São direitos que acompanham o imóvel – propter rem, para os nossos leitores que amam um termo em latim.
Mas antes de começar a falar sobre esses direitos, vamos entender a importância dos direitos de vizinhança.
Qual a importância dos direitos de vizinhança?
Na época da faculdade, apresentei um trabalho sobre os direitos de vizinhança. Ainda jovem, com pouca experiência, pensei que não tinha necessidade de tantas coisas. Afinal, é só todo mundo sentar e conversar, certo?
Mais tarde, já advogado, enfrentei um processo que tinha como único pedido que um dos vizinhos não deixasse sua bicicleta no corredor do prédio comum. Era um prédio de dois andares, cada um com apenas um apartamento, e o vizinho de baixo prendia sua bicicleta no meio do corredor para atrapalhar a passagem do vizinho de cima.

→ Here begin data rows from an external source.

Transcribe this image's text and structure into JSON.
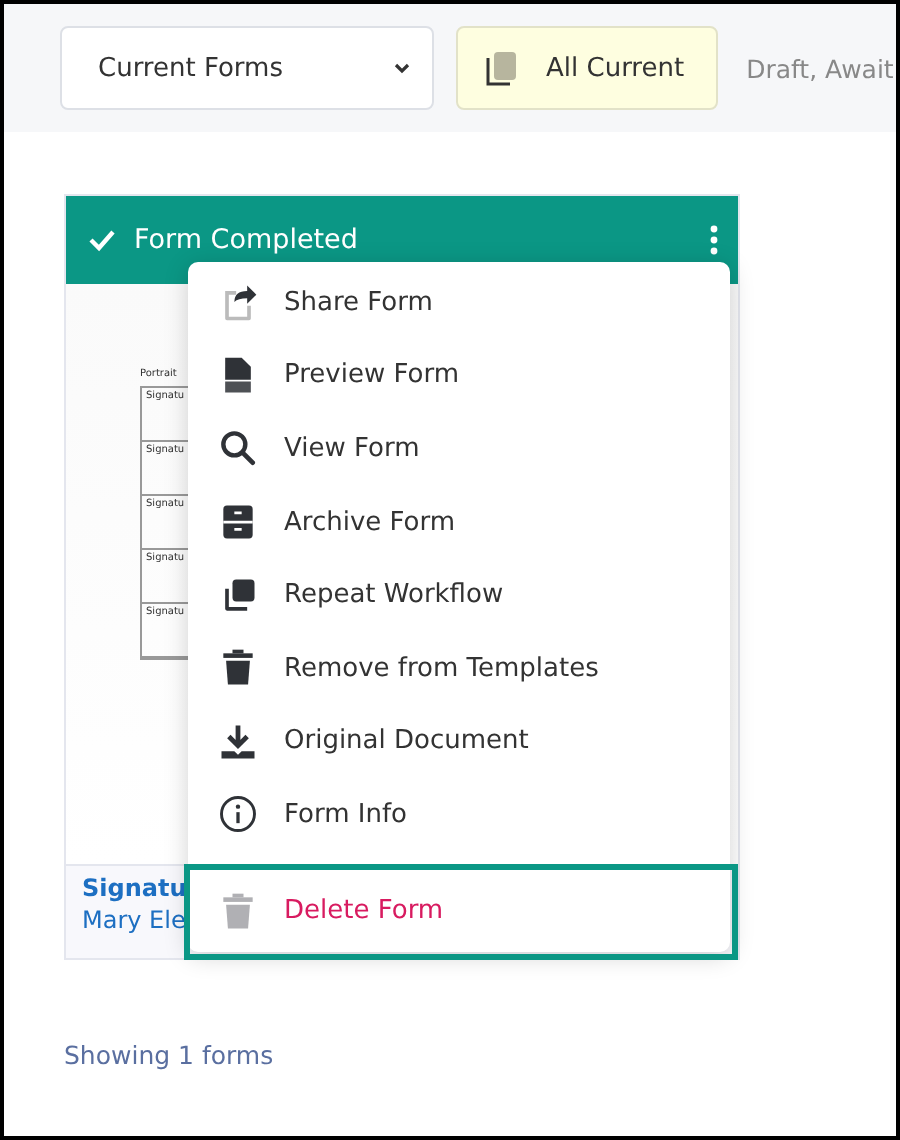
{
  "toolbar": {
    "view_select": {
      "value": "Current Forms"
    },
    "filter_button": {
      "label": "All Current",
      "selected": true
    },
    "filter_hint": "Draft, Await"
  },
  "card": {
    "status": "Form Completed",
    "thumbnail": {
      "heading": "Portrait",
      "rows": [
        "Signatu",
        "Signatu",
        "Signatu",
        "Signatu",
        "Signatu"
      ]
    },
    "title": "Signatu",
    "owner": "Mary Ele"
  },
  "menu": {
    "items": [
      {
        "label": "Share Form",
        "highlighted": false,
        "danger": false
      },
      {
        "label": "Preview Form",
        "highlighted": false,
        "danger": false
      },
      {
        "label": "View Form",
        "highlighted": false,
        "danger": false
      },
      {
        "label": "Archive Form",
        "highlighted": false,
        "danger": false
      },
      {
        "label": "Repeat Workflow",
        "highlighted": false,
        "danger": false
      },
      {
        "label": "Remove from Templates",
        "highlighted": false,
        "danger": false
      },
      {
        "label": "Original Document",
        "highlighted": false,
        "danger": false
      },
      {
        "label": "Form Info",
        "highlighted": false,
        "danger": false
      },
      {
        "label": "Delete Form",
        "highlighted": true,
        "danger": true
      }
    ]
  },
  "footer": "Showing 1 forms"
}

Tenho até um vídeo no meu canal do YouTube, o Advocacia Simples, falando sobre essa experiência. Vale a pena entender até onde as pessoas podem chegar:
Não foi a única experiência complicada com vizinhos. Também já vi processos em que um vizinho prefere que seu imóvel caia do que realizar obras que podem favorecer o outro vizinho.
E digo literalmente: em uma casa de dois andares, o proprietário do andar de cima se recusava a fazer obras de estrutura que impediriam seu imóvel de cair, pois a proprietária de baixo “se aproveitaria” disso também.
Por isso é importante conhecermos as previsões dos direitos de vizinhança, sempre buscando exemplos de sua aplicação prática. Vamos começar, então?
Quais são os direitos de vizinhança?
Os direitos de vizinhança previstos no Código Civil são:
- O uso anormal da propriedade;
- As árvores limítrofes e seus frutos;
- O direito de passagem de vias, cabos e tubulações;
- Direito de passagem da água;
- Os limites entre prédios e o direito de tapagem (muros);
- O direito de construir.
Abaixo, você confere cada um deles em detalhes!
Uso anormal da propriedade
Usando aquele velho ditado de avó, “seu direito acaba quando começa o direito do outro”, conseguimos entender a principal ideia do que seria o uso anormal da propriedade, previsto nos arts. 1277 a 1281 do Código Civil.
O uso normal da propriedade é todo aquele que não gera incômodos ou danos ao vizinho. Assim, o uso anormal é aquele que afeta de alguma forma esses direitos, como define o art. 1277 do Código Civil:
Art. 1277. O proprietário ou o possuidor de um prédio tem o direito de fazer cessar as interferências prejudiciais à segurança, ao sossego e à saúde dos que o habitam, provocadas pela utilização de propriedade vizinha.
Parágrafo único. Proíbem-se as interferências considerando-se a natureza da utilização, a localização do prédio, atendidas as normas que distribuem as edificações em zonas, e os limites ordinários de tolerância dos moradores da vizinhança.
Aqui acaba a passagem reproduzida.